Können Sie uns mehr über Ihr anstehendes erstes Mal als Carlo Gérard in Andrea Chénier in Lajatico sagen? Was ich sagen kann ist, dass ich verschiedene Gefühle habe, was diesen Charakter betrifft. Carlo Gérard ist ein Mann, der mit den Gepflogenheiten seiner Zeit kämpft, in einem Frankreich, das von der Revolution zerfressen ist. Schon am Beginn der Oper erzählt er von seinem Leben als Sklave, von endlosen Tagen, die er hungrig vor Rache verbracht hat (in der Arie “Son sessant’anni”). Dann zeichnet sich die Rolle des Gérard durch seine Liebe zu Maddalena aus, die weibliche Hauptrolle der Oper.

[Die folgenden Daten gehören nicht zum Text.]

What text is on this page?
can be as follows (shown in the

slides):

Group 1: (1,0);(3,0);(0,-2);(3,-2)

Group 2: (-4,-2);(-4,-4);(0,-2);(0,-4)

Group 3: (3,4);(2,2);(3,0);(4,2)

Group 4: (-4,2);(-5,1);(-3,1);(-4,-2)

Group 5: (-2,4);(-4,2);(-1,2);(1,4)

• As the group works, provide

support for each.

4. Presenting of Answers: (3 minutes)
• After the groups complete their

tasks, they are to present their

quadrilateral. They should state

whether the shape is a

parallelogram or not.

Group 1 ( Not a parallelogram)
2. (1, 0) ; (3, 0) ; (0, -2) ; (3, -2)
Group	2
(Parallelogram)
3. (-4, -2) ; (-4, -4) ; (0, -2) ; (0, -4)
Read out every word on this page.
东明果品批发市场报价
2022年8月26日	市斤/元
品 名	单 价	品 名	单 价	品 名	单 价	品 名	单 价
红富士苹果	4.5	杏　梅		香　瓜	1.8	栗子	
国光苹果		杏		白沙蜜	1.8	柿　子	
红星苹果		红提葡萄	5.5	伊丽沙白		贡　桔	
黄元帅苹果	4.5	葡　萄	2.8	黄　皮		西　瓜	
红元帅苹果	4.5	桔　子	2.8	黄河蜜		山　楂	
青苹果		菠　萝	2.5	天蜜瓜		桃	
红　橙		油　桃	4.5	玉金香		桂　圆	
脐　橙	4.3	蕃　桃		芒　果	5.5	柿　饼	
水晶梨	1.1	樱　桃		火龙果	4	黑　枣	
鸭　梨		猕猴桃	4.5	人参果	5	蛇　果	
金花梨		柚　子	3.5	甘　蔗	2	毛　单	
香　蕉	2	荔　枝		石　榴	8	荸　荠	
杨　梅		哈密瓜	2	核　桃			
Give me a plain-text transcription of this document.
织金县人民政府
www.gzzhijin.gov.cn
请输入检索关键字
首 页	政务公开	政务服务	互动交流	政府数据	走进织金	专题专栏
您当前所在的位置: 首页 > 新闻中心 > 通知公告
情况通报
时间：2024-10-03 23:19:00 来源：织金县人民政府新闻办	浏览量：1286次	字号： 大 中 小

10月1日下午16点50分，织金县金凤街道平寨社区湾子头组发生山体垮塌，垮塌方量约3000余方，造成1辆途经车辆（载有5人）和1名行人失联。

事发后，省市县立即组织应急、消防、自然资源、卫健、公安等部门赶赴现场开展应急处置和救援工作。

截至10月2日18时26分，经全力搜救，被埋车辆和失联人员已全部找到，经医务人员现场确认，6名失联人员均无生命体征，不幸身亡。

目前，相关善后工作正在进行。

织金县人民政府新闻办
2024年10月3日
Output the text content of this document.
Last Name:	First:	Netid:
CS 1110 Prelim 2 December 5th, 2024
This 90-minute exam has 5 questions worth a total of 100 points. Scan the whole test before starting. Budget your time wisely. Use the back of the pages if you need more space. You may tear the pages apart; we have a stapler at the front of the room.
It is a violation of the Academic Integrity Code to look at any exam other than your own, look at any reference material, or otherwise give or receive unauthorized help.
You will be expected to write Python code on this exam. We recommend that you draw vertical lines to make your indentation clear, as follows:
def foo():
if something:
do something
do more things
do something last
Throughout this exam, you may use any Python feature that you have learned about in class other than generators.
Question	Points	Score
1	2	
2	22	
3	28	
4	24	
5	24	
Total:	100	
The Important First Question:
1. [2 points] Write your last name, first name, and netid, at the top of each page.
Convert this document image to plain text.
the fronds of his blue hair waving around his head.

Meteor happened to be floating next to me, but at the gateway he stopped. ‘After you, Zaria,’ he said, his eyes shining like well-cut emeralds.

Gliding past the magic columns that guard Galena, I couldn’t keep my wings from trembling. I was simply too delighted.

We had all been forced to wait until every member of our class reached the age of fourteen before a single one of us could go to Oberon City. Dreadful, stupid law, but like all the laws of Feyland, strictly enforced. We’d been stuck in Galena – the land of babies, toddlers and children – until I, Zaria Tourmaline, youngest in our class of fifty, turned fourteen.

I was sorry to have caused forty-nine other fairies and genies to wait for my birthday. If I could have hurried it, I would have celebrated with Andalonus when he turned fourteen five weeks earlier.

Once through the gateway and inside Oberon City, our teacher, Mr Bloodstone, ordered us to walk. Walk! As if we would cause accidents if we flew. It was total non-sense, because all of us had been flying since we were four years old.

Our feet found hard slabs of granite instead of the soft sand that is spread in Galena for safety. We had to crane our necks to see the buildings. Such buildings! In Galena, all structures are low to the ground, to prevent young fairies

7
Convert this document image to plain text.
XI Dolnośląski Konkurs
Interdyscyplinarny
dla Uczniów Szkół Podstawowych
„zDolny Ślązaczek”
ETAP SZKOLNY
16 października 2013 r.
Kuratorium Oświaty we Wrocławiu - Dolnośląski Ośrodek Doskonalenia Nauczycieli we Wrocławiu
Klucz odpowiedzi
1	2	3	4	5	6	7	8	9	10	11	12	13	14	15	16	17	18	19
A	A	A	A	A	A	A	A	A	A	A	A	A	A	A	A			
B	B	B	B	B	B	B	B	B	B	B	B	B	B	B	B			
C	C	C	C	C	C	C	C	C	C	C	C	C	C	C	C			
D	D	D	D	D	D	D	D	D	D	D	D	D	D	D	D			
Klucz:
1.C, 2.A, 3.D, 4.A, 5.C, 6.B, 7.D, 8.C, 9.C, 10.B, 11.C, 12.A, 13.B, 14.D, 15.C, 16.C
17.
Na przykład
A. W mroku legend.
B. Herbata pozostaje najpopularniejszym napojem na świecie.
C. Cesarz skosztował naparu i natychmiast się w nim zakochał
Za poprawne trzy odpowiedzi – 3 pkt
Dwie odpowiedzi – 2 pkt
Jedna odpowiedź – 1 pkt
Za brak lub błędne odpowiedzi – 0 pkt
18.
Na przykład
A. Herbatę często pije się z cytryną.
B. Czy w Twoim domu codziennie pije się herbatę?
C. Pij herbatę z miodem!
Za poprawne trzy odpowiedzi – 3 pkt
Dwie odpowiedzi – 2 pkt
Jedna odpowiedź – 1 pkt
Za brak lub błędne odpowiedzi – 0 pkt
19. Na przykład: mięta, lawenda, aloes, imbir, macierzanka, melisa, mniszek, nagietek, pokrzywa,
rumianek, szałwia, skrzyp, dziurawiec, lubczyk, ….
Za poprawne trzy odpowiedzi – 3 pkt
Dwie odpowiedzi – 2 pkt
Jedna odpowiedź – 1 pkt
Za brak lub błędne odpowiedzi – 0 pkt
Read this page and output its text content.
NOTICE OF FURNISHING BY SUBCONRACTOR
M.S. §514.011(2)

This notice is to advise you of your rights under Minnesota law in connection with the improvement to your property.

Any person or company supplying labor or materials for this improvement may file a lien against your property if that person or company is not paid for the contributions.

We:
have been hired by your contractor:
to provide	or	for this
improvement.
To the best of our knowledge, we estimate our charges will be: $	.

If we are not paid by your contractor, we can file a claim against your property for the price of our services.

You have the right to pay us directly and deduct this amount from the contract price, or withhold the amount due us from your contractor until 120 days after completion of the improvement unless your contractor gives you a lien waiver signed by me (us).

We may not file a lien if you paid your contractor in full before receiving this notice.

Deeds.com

Ich würde sagen, es handelt sich bei ihm um einen komplexen Charakter… Ein Mann der liebt, leidet, betrügt und sich letztendlich rehabilitiert und Gutes tut.
Der Ort für dieses Rollendebüt ist ein recht ungewöhnlicher: das Open-Air-Theater in Lajatico, wo Sie an der Seite von Andrea Bocelli auftreten werden. Ich habe einen Film über sein Leben gesehen, bei dem mir klar geworden ist, dass Andrea Chénier das Stück ist, das Bocelli sein Leben lang geliebt hat und das ihm sehr am Herzen liegt. Viele meiner Kollegen sind bereits auf der Bühne in Lajatico aufgetreten. Italienische aber auch ausländische Opern- und Popsänger. Das Schicksal hat mich also wieder einmal an einen magischen Ort gebracht und ich bin mir sicher, dass das sehr ergreifende Vorstellungen werden.